In Berlin ist die Promotion von Bmbu in den vergangenen Monaten zu einer festen Größe im nächtlichen Stadtbild geworden. Die offiziell organisierte Tour führte die Marke gezielt in etablierte Adressen des Berliner Nachtlebens, darunter der Maaya Club, der Maxxim Club, das Zeitlos am Ku’damm sowie Murphy’s Irish Pub. Dort wurde Bumbu nicht als beiläufiges Produkt präsentiert, sondern als Begleiter eines urbanen Ausgehgefühls, eingebettet in Musik, Publikum und Atmosphäre. Parallel dazu entwickelte sich eine eigenständige, lokal geprägte Promotion, die bewusst andere Räume suchte und erweiterte. Stationen wie das Ballhaus Spandau, Lotte am Zoo, Cesna One, Lumina Zehlendorf und die Aussicht zeigten, wie flexibel die Marke in sehr unterschiedlichen Milieus funktioniert, vom klassischen Tanzlokal bis zur modernen Bar mit Blick über die Stadt. Diese zweite Tour wirkte weniger kuratiert, dafür unmittelbarer und näher am Publikum, getragen von persönlicher Ansprache und direkter Präsenz. In beiden Formaten war die Resonanz auffallend positiv. Gastronomen berichten von hoher Neugier, Gästen, die gezielt nach dem Produkt fragen, und einer Atmosphäre, in der Verkostung und Gespräch ineinandergreifen.
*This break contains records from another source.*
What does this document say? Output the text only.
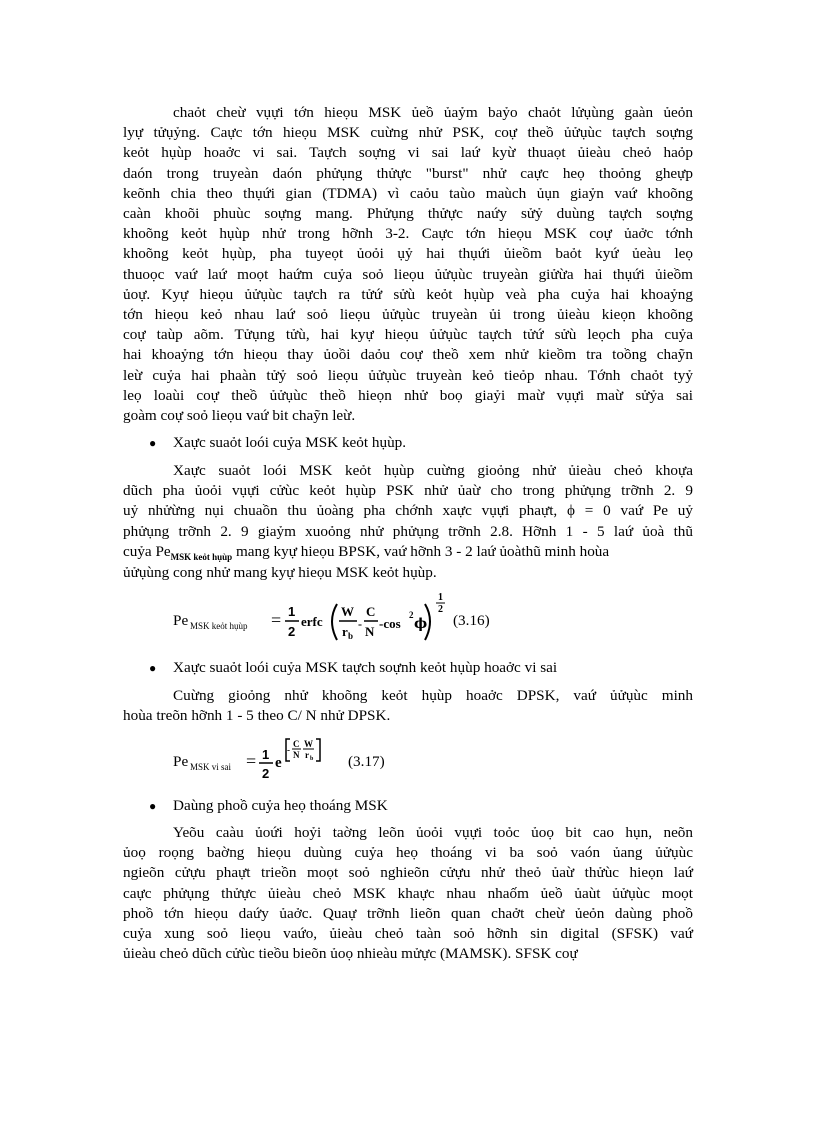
chaỏt cheừ vụựi tớn hieọu MSK ủeồ ủaỷm baỷo chaỏt lửụùng gaàn ủeỏn
lyự tửụỷng. Caực tớn hieọu MSK cuừng nhử PSK, coự theồ ủửụùc taựch soựng
keỏt hụùp hoaởc vi sai. Taựch soựng vi sai laứ kyừ thuaọt ủieàu cheỏ haỏp
daón trong truyeàn daón phửụng thửực "burst" nhử caực heọ thoỏng gheựp
keõnh chia theo thụứi gian (TDMA) vì caỏu taùo maùch ủụn giaỷn vaứ khoõng
caàn khoõi phuùc soựng mang. Phửụng thửực naứy sửỷ duùng taựch soựng
khoõng keỏt hụùp nhử trong hỡnh 3-2. Caực tớn hieọu MSK coự ủaởc tớnh
khoõng keỏt hụùp, pha tuyeọt ủoỏi ụỷ hai thụứi ủieồm baỏt kyứ ủeàu leọ
thuoọc vaứ laứ moọt haứm cuỷa soỏ lieọu ủửụùc truyeàn giửừa hai thụứi ủieồm
ủoự. Kyự hieọu ủửụùc taựch ra tửứ sửù keỏt hụùp veà pha cuỷa hai khoaỷng
tớn hieọu keỏ nhau laứ soỏ lieọu ủửụùc truyeàn ủi trong ủieàu kieọn khoõng
coự taùp aõm. Tửụng tửù, hai kyự hieọu ủửụùc taựch tửứ sửù leọch pha cuỷa
hai khoaỷng tớn hieọu thay ủoồi daỏu coự theồ xem nhử kieồm tra toồng chaỹn
leừ cuỷa hai phaàn tửỷ soỏ lieọu ủửụùc truyeàn keỏ tieỏp nhau. Tớnh chaỏt tyỷ
leọ loaùi coự theồ ủửụùc theồ hieọn nhử boọ giaỷi maừ vụựi maừ sửỷa sai
goàm coự soỏ lieọu vaứ bit chaỹn leừ.
● Xaực suaỏt loói cuỷa MSK keỏt hụùp.
Xaực suaỏt loói MSK keỏt hụùp cuừng gioỏng nhử ủieàu cheỏ khoựa
dũch pha ủoỏi vụựi cửùc keỏt hụùp PSK nhử ủaừ cho trong phửụng trỡnh 2. 9
uỷ nhửừng nụi chuaồn thu ủoàng pha chớnh xaực vụựi phaựt, ϕ = 0 vaứ Pe uỷ
phửụng trỡnh 2. 9 giaỷm xuoỏng nhử phửụng trỡnh 2.8. Hỡnh 1 - 5 laứ ủoà thũ
cuỷa $Pe_{MSK keỏt hụùp}$ mang kyự hieọu BPSK, vaứ hỡnh 3 - 2 laứ ủoàthũ minh hoùa
ủửụùng cong nhử mang kyự hieọu MSK keỏt hụùp.
Pe MSK keỏt hụùp = 1
2
erfc
W
r b
-
C
N
-cos
2
ϕ
1
2
(3.16)
● Xaực suaỏt loói cuỷa MSK taựch soựnh keỏt hụùp hoaởc vi sai
Cuừng gioỏng nhử khoõng keỏt hụùp hoaởc DPSK, vaứ ủửụùc minh
hoùa treõn hỡnh 1 - 5 theo C/ N nhử DPSK.
Pe MSK vi sai = 1
2
e
-
C
N
W
r b (3.17)
● Daùng phoồ cuỷa heọ thoáng MSK
Yeõu caàu ủoứi hoỷi taờng leõn ủoỏi vụựi toỏc ủoọ bit cao hụn, neõn
ủoọ roọng baờng hieọu duùng cuỷa heọ thoáng vi ba soỏ vaón ủang ủửụùc
ngieõn cửựu phaựt trieồn moọt soỏ nghieõn cửựu nhử theỏ ủaừ thửùc hieọn laứ
caực phửụng thửực ủieàu cheỏ MSK khaực nhau nhaốm ủeồ ủaùt ủửụùc moọt
phoồ tớn hieọu daứy ủaởc. Quaự trỡnh lieõn quan chaởt cheừ ủeỏn daùng phoồ
cuỷa xung soỏ lieọu vaứo, ủieàu cheỏ taàn soỏ hỡnh sin digital (SFSK) vaứ
ủieàu cheỏ dũch cửùc tieồu bieõn ủoọ nhieàu mửực (MAMSK). SFSK coự
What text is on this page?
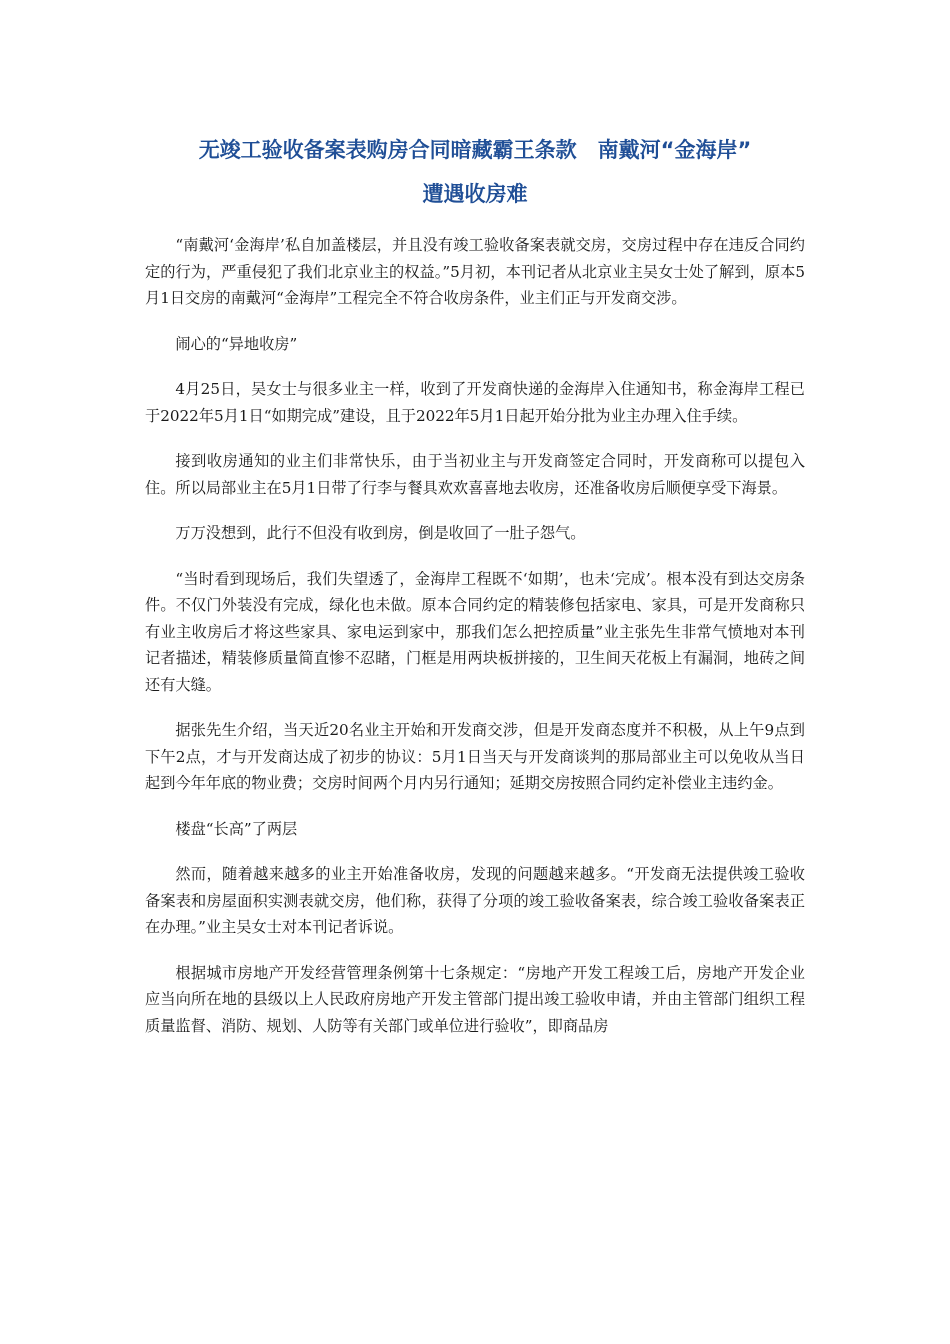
无竣工验收备案表购房合同暗藏霸王条款　南戴河“金海岸”
遭遇收房难

“南戴河‘金海岸’私自加盖楼层，并且没有竣工验收备案表就交房，交房过程中存在违反合同约定的行为，严重侵犯了我们北京业主的权益。”5月初，本刊记者从北京业主吴女士处了解到，原本5月1日交房的南戴河“金海岸”工程完全不符合收房条件，业主们正与开发商交涉。

闹心的“异地收房”

4月25日，吴女士与很多业主一样，收到了开发商快递的金海岸入住通知书，称金海岸工程已于2022年5月1日“如期完成”建设，且于2022年5月1日起开始分批为业主办理入住手续。

接到收房通知的业主们非常快乐，由于当初业主与开发商签定合同时，开发商称可以提包入住。所以局部业主在5月1日带了行李与餐具欢欢喜喜地去收房，还准备收房后顺便享受下海景。

万万没想到，此行不但没有收到房，倒是收回了一肚子怨气。

“当时看到现场后，我们失望透了，金海岸工程既不‘如期’，也未‘完成’。根本没有到达交房条件。不仅门外装没有完成，绿化也未做。原本合同约定的精装修包括家电、家具，可是开发商称只有业主收房后才将这些家具、家电运到家中，那我们怎么把控质量”业主张先生非常气愤地对本刊记者描述，精装修质量简直惨不忍睹，门框是用两块板拼接的，卫生间天花板上有漏洞，地砖之间还有大缝。

据张先生介绍，当天近20名业主开始和开发商交涉，但是开发商态度并不积极，从上午9点到下午2点，才与开发商达成了初步的协议：5月1日当天与开发商谈判的那局部业主可以免收从当日起到今年年底的物业费；交房时间两个月内另行通知；延期交房按照合同约定补偿业主违约金。

楼盘“长高”了两层

然而，随着越来越多的业主开始准备收房，发现的问题越来越多。“开发商无法提供竣工验收备案表和房屋面积实测表就交房，他们称，获得了分项的竣工验收备案表，综合竣工验收备案表正在办理。”业主吴女士对本刊记者诉说。

根据城市房地产开发经营管理条例第十七条规定：“房地产开发工程竣工后，房地产开发企业应当向所在地的县级以上人民政府房地产开发主管部门提出竣工验收申请，并由主管部门组织工程质量监督、消防、规划、人防等有关部门或单位进行验收”，即商品房
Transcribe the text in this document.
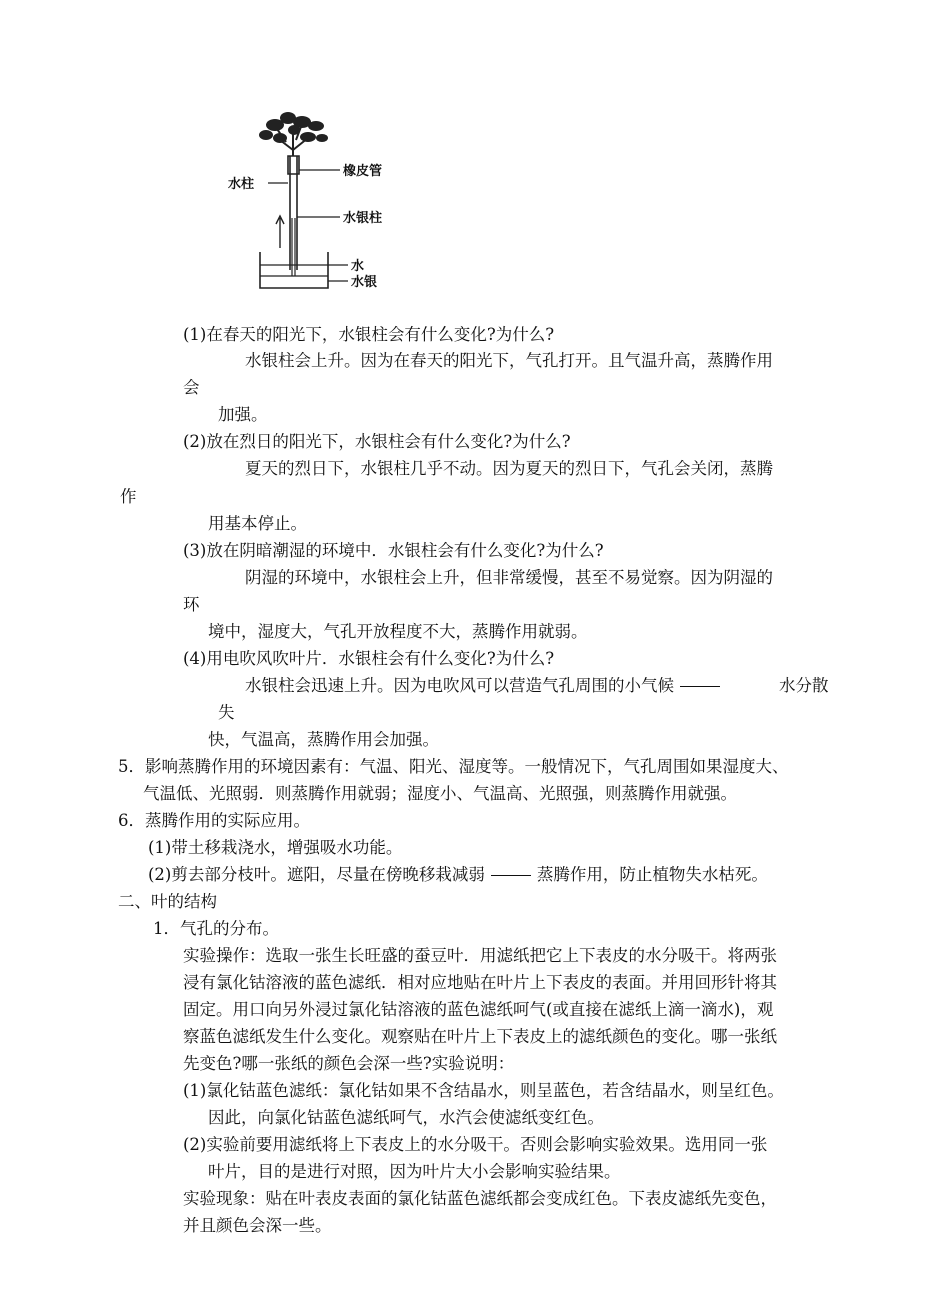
水柱
橡皮管
水银柱
水
水银
(1)在春天的阳光下，水银柱会有什么变化?为什么?
水银柱会上升。因为在春天的阳光下，气孔打开。且气温升高，蒸腾作用
会
加强。
(2)放在烈日的阳光下，水银柱会有什么变化?为什么?
夏天的烈日下，水银柱几乎不动。因为夏天的烈日下，气孔会关闭，蒸腾
作
用基本停止。
(3)放在阴暗潮湿的环境中．水银柱会有什么变化?为什么?
阴湿的环境中，水银柱会上升，但非常缓慢，甚至不易觉察。因为阴湿的
环
境中，湿度大，气孔开放程度不大，蒸腾作用就弱。
(4)用电吹风吹叶片．水银柱会有什么变化?为什么?
水银柱会迅速上升。因为电吹风可以营造气孔周围的小气候	水分散
失
快，气温高，蒸腾作用会加强。
5．影响蒸腾作用的环境因素有：气温、阳光、湿度等。一般情况下，气孔周围如果湿度大、
气温低、光照弱．则蒸腾作用就弱；湿度小、气温高、光照强，则蒸腾作用就强。
6．蒸腾作用的实际应用。
(1)带土移栽浇水，增强吸水功能。
(2)剪去部分枝叶。遮阳，尽量在傍晚移栽减弱	蒸腾作用，防止植物失水枯死。
二、叶的结构
1．气孔的分布。
实验操作：选取一张生长旺盛的蚕豆叶．用滤纸把它上下表皮的水分吸干。将两张
浸有氯化钴溶液的蓝色滤纸．相对应地贴在叶片上下表皮的表面。并用回形针将其
固定。用口向另外浸过氯化钴溶液的蓝色滤纸呵气(或直接在滤纸上滴一滴水)，观
察蓝色滤纸发生什么变化。观察贴在叶片上下表皮上的滤纸颜色的变化。哪一张纸
先变色?哪一张纸的颜色会深一些?实验说明：
(1)氯化钴蓝色滤纸：氯化钴如果不含结晶水，则呈蓝色，若含结晶水，则呈红色。
因此，向氯化钴蓝色滤纸呵气，水汽会使滤纸变红色。
(2)实验前要用滤纸将上下表皮上的水分吸干。否则会影响实验效果。选用同一张
叶片，目的是进行对照，因为叶片大小会影响实验结果。
实验现象：贴在叶表皮表面的氯化钴蓝色滤纸都会变成红色。下表皮滤纸先变色，
并且颜色会深一些。
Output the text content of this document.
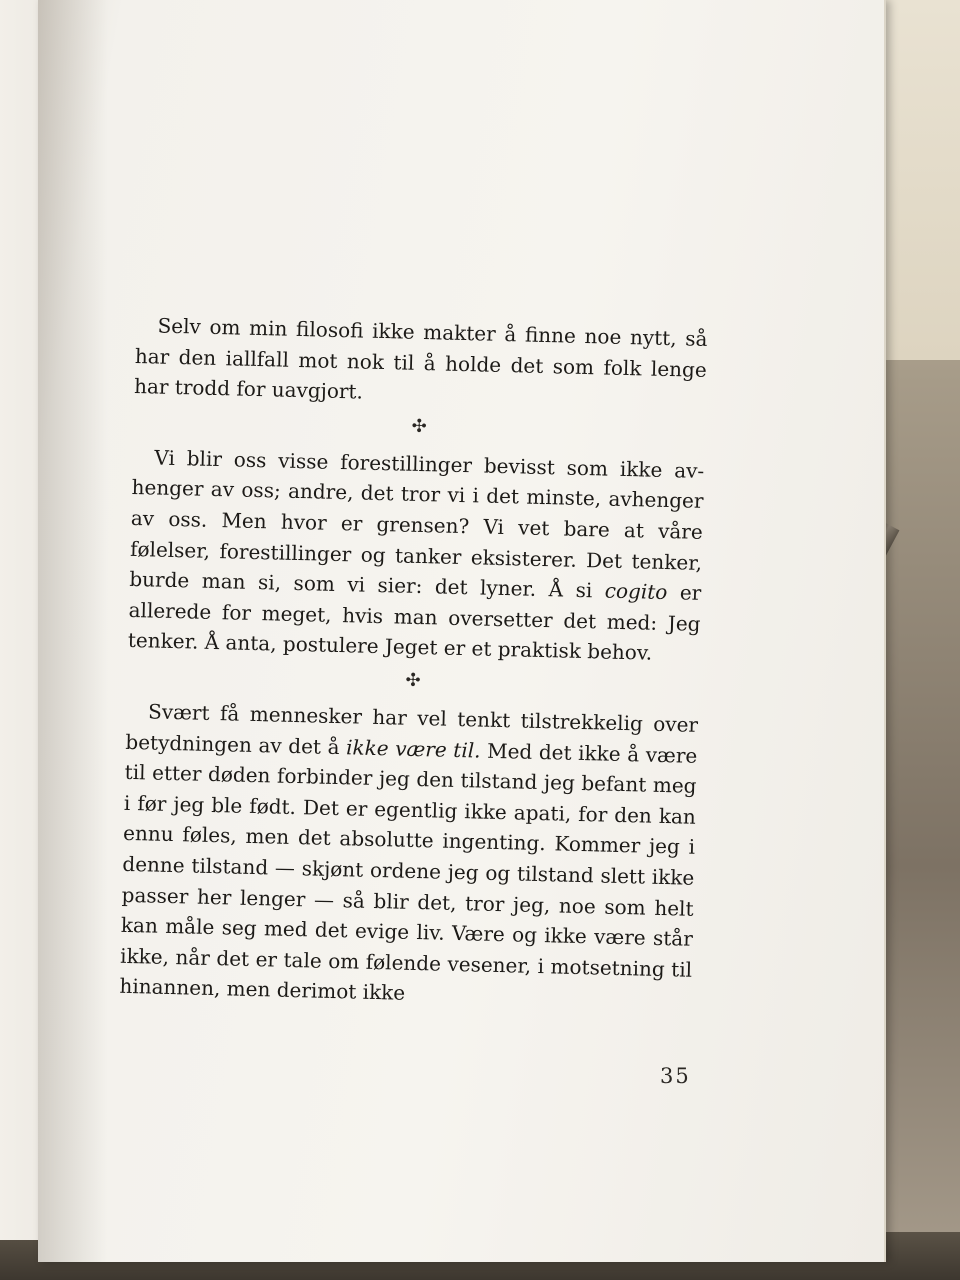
Selv om min filosofi ikke makter å finne noe nytt, så har den iallfall mot nok til å holde det som folk lenge har trodd for uavgjort.

✣

Vi blir oss visse forestillinger bevisst som ikke avhenger av oss; andre, det tror vi i det minste, avhenger av oss. Men hvor er grensen? Vi vet bare at våre følelser, forestillinger og tanker eksisterer. Det tenker, burde man si, som vi sier: det lyner. Å si cogito er allerede for meget, hvis man oversetter det med: Jeg tenker. Å anta, postulere Jeget er et praktisk behov.

✣

Svært få mennesker har vel tenkt tilstrekkelig over betydningen av det å ikke være til. Med det ikke å være til etter døden forbinder jeg den tilstand jeg befant meg i før jeg ble født. Det er egentlig ikke apati, for den kan ennu føles, men det absolutte ingenting. Kommer jeg i denne tilstand — skjønt ordene jeg og tilstand slett ikke passer her lenger — så blir det, tror jeg, noe som helt kan måle seg med det evige liv. Være og ikke være står ikke, når det er tale om følende vesener, i motsetning til hinannen, men derimot ikke

35
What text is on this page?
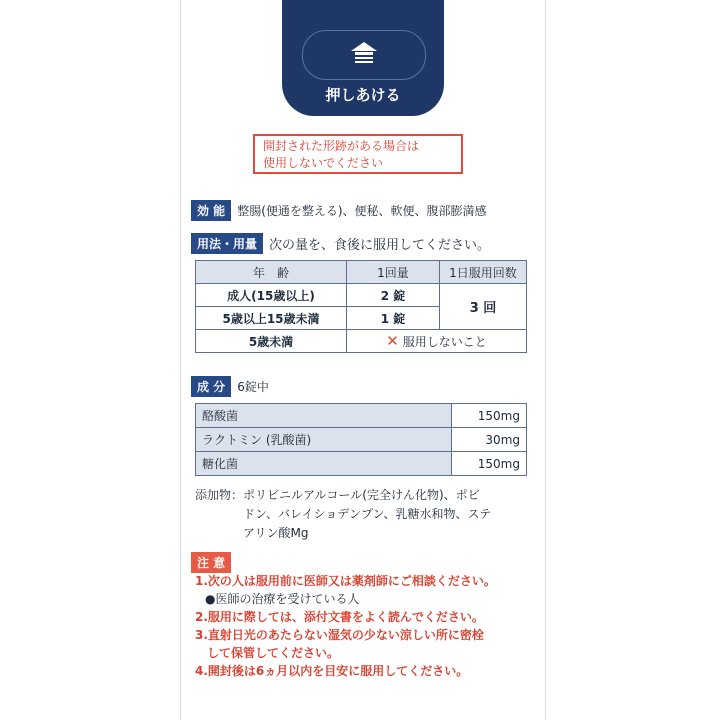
押しあける
開封された形跡がある場合は
使用しないでください
効 能 整腸(便通を整える)、便秘、軟便、腹部膨満感
用法・用量 次の量を、食後に服用してください。
年　齢	1回量	1日服用回数
成人(15歳以上)	2 錠	3 回
5歳以上15歳未満	1 錠	
5歳未満	✕ 服用しないこと	
成 分 6錠中
酪酸菌	150mg
ラクトミン (乳酸菌)	30mg
糖化菌	150mg
添加物：ポリビニルアルコール(完全けん化物)、ポビ
ドン、バレイショデンプン、乳糖水和物、ステ
アリン酸Mg
注 意
1.次の人は服用前に医師又は薬剤師にご相談ください。
●医師の治療を受けている人
2.服用に際しては、添付文書をよく読んでください。
3.直射日光のあたらない湿気の少ない涼しい所に密栓
して保管してください。
4.開封後は6ヵ月以内を目安に服用してください。
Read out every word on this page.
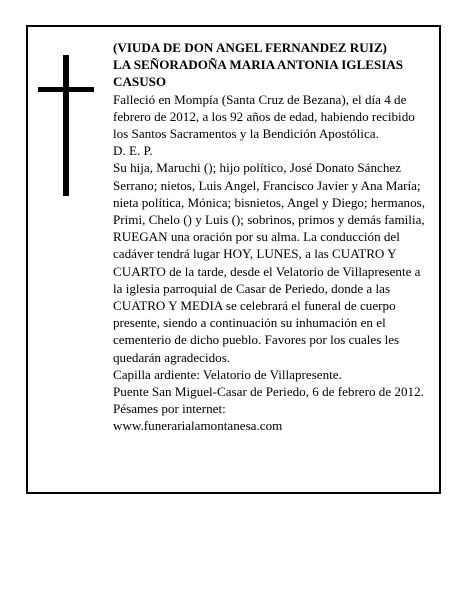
(VIUDA DE DON ANGEL FERNANDEZ RUIZ)

LA SEÑORADOÑA MARIA ANTONIA IGLESIAS CASUSO

Falleció en Mompía (Santa Cruz de Bezana), el día 4 de febrero de 2012, a los 92 años de edad, habiendo recibido los Santos Sacramentos y la Bendición Apostólica.

D. E. P.

Su hija, Maruchi (); hijo político, José Donato Sánchez Serrano; nietos, Luis Angel, Francisco Javier y Ana María; nieta política, Mónica; bisnietos, Angel y Diego; hermanos, Primi, Chelo () y Luis (); sobrinos, primos y demás familia,

RUEGAN una oración por su alma. La conducción del cadáver tendrá lugar HOY, LUNES, a las CUATRO Y CUARTO de la tarde, desde el Velatorio de Villapresente a la iglesia parroquial de Casar de Periedo, donde a las CUATRO Y MEDIA se celebrará el funeral de cuerpo presente, siendo a continuación su inhumación en el cementerio de dicho pueblo. Favores por los cuales les quedarán agradecidos.

Capilla ardiente: Velatorio de Villapresente.

Puente San Miguel-Casar de Periedo, 6 de febrero de 2012.

Pésames por internet:

www.funerarialamontanesa.com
Der Rum wurde nicht erklärt, sondern erlebt, als Teil eines Abends, nicht als Fremdkörper. Dass die Tour ab Ende Januar fortgesetzt werden soll, mit weiteren Stationen wie dem Havanna Berlin Club, dem Cloud Club, der Clubsmühle und der Lang Bar, unterstreicht diese Dynamik. Die bisherigen Etappen haben gezeigt, dass Bumbu in Berlin weniger als klassisches Markenereignis wahrgenommen wird, sondern als verbindendes Element zwischen Clubkultur, Baralltag und Publikum. In einer Zeit, in der viele Häuser mit Zurückhaltung und Unsicherheit zu kämpfen haben, wirkt diese Form der Promotion wie ein leiser, aber wirkungsvoller Impuls, der Zusammenarbeit stärkt, Sichtbarkeit schafft und dem Berliner Nachtleben ein Stück Leichtigkeit zurückgibt.

In produktionstechnischer Hinsicht ist Bumbu The Original ein Blend aus Rumdestillaten, der in einer seit 1893 betriebenen historischen Destillerie auf Barbados produziert wird. Die verwendeten Zuckerrohrrohstoffe stammen aus mehreren Ländern der Karibik und Südamerikas; das Destillat reift in Ex-Bourbon-Fässern, sodass es Aromen von Vanille, Karamell und holziger Tiefe entwickeln kann. Die Herstellerseite betont, dass bei der Herstellung ausschließlich natürliche Würz- und Aromastoffe zum Einsatz kommen und keine künstlichen Farb- oder Zusatzstoffe hinzugefügt werden.

Barbados selbst hat eine lange Geschichte der Rumproduktion: Schon seit mehr als vier Jahrhunderten wird dort Rum hergestellt, und die Insel wird in Fachkreisen als eine der Ursprungsregionen dieser Spirituose angesehen. Die dortigen geologischen Bedingungen führen zu einem besonders reinen Wasser, das aus kalkhaltigem Untergrund gefiltert wird und als Vorteil für die Destillation gilt.

Geschmacklich wird Bumbu The Original als eher weich, süßlich und komplex beschrieben, mit Noten von Madagaskar-Vanille, Banane, Zimt und gerösteten Nüssen. Dieser Charakter unterscheidet ihn von klassischen, unverfälschten Rumprofilen, die stärker auf die Herkunftsnoten des Zuckerrohrs und die Brennerei-Typizität setzen.

Aus Sicht der Bar- und Clubszene ist diese Art der Promotion nicht nur Produktvermarktung, sondern Teil eines wachsenden Rum-Narrativs in urbanen Milieus. Berlin gilt seit Jahren als Motor für neue Spirituosen-Trends in Deutschland, und Produkte wie Bumbu nutzen bewusst direkte Begegnungen, Verkostungen und Erfahrungsmomente mit Zielgruppen, die Genuss mit Lifestyle-Erlebnissen verknüpfen wollen. Diese Aktivitäten stehen nicht isoliert; sie sind Teil eines breiteren Engagements von Pernod Ricard, seine Marken durch lokale Teams, saisonale Promotionen und Präsenz auf Fachmessen sowie in Club-Umfeldern sichtbar zu machen.